Project description:BACKGROUND: The Ampelopsis clade (Ampelopsis and its close allies) of the grape family Vitaceae contains ca. 43 species disjunctly distributed in Asia, Europe, North America, South America, Africa, and Australia, and is a rare example to study both the Northern and the Southern Hemisphere intercontinental disjunctions. We reconstruct the temporal and spatial diversification of the Ampelopsis clade to explore the evolutionary processes that have resulted in their intercontinental disjunctions in six continents.

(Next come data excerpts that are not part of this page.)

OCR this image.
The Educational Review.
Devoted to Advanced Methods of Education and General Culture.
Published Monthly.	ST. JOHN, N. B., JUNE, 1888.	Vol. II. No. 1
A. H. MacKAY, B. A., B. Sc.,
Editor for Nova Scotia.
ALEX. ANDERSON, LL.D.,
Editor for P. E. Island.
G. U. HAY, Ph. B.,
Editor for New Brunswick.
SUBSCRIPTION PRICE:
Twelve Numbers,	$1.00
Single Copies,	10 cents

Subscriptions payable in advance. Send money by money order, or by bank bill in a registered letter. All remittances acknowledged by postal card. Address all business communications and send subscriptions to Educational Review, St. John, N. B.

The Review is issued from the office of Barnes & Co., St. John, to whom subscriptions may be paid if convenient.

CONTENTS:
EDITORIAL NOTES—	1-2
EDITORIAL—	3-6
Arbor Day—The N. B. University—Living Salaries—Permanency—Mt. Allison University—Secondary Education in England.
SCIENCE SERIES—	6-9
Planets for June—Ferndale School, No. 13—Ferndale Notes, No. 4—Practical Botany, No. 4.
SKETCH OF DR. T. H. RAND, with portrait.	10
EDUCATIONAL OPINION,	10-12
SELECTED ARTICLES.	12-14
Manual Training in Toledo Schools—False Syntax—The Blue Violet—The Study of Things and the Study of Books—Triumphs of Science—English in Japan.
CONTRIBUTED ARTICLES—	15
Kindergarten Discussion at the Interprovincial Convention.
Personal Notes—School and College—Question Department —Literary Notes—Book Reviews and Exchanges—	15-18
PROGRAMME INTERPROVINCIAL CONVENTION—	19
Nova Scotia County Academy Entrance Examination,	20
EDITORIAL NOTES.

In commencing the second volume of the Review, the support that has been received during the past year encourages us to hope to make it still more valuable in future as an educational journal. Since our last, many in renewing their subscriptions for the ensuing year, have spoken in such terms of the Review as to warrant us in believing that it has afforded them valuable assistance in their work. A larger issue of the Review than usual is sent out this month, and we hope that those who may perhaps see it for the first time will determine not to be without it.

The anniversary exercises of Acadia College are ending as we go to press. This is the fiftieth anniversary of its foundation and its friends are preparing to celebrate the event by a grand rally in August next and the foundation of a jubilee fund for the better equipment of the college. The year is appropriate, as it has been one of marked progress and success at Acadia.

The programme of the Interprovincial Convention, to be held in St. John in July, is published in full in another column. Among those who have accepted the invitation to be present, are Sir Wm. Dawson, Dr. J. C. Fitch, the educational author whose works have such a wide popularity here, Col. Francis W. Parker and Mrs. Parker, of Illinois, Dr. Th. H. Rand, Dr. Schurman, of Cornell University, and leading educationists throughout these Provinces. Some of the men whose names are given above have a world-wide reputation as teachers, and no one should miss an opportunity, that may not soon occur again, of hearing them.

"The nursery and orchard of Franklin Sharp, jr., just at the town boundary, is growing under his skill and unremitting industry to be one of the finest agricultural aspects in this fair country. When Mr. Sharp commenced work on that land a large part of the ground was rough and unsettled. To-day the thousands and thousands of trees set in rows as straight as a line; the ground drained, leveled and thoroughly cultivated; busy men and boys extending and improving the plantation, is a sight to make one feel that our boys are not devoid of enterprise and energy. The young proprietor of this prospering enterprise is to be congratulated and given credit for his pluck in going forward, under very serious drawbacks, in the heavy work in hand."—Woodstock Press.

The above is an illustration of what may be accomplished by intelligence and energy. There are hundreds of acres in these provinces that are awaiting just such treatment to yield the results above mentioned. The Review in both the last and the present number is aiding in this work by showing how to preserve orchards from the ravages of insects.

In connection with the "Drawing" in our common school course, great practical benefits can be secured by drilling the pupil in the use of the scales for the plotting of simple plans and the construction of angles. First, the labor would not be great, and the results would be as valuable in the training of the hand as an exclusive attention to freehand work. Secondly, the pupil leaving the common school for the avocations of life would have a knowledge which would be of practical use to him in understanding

RESULTS: The Bayesian molecular clock dating and the likelihood ancestral area analyses suggest that the Ampelopsis clade most likely originated in North America with its crown group dated at 41.2 Ma (95% HPD 23.4-61.0 Ma) in the middle Eocene. Two independent Laurasian migrations into Eurasia are inferred to have occurred in the early Miocene via the North Atlantic land bridges. The ancestor of the Southern Hemisphere lineage migrated from North America to South America in the early Oligocene. The Gondwanan-like pattern of intercontinental disjunction is best explained by two long-distance dispersals: once from South America to Africa estimated at 30.5 Ma (95% HPD 16.9-45.9 Ma), and the other from South America to Australia dated to 19.2 Ma (95% HPD 6.7-22.3 Ma). CONCLUSIONS: The global disjunctions in the Ampelopsis clade are best explained by a diversification model of North American origin, two Laurasian migrations, one migration into South America, and two post-Gondwanan long-distance dispersals. These findings highlight the importance of both vicariance and long distance dispersal in shaping intercontinental disjunctions of flowering plants.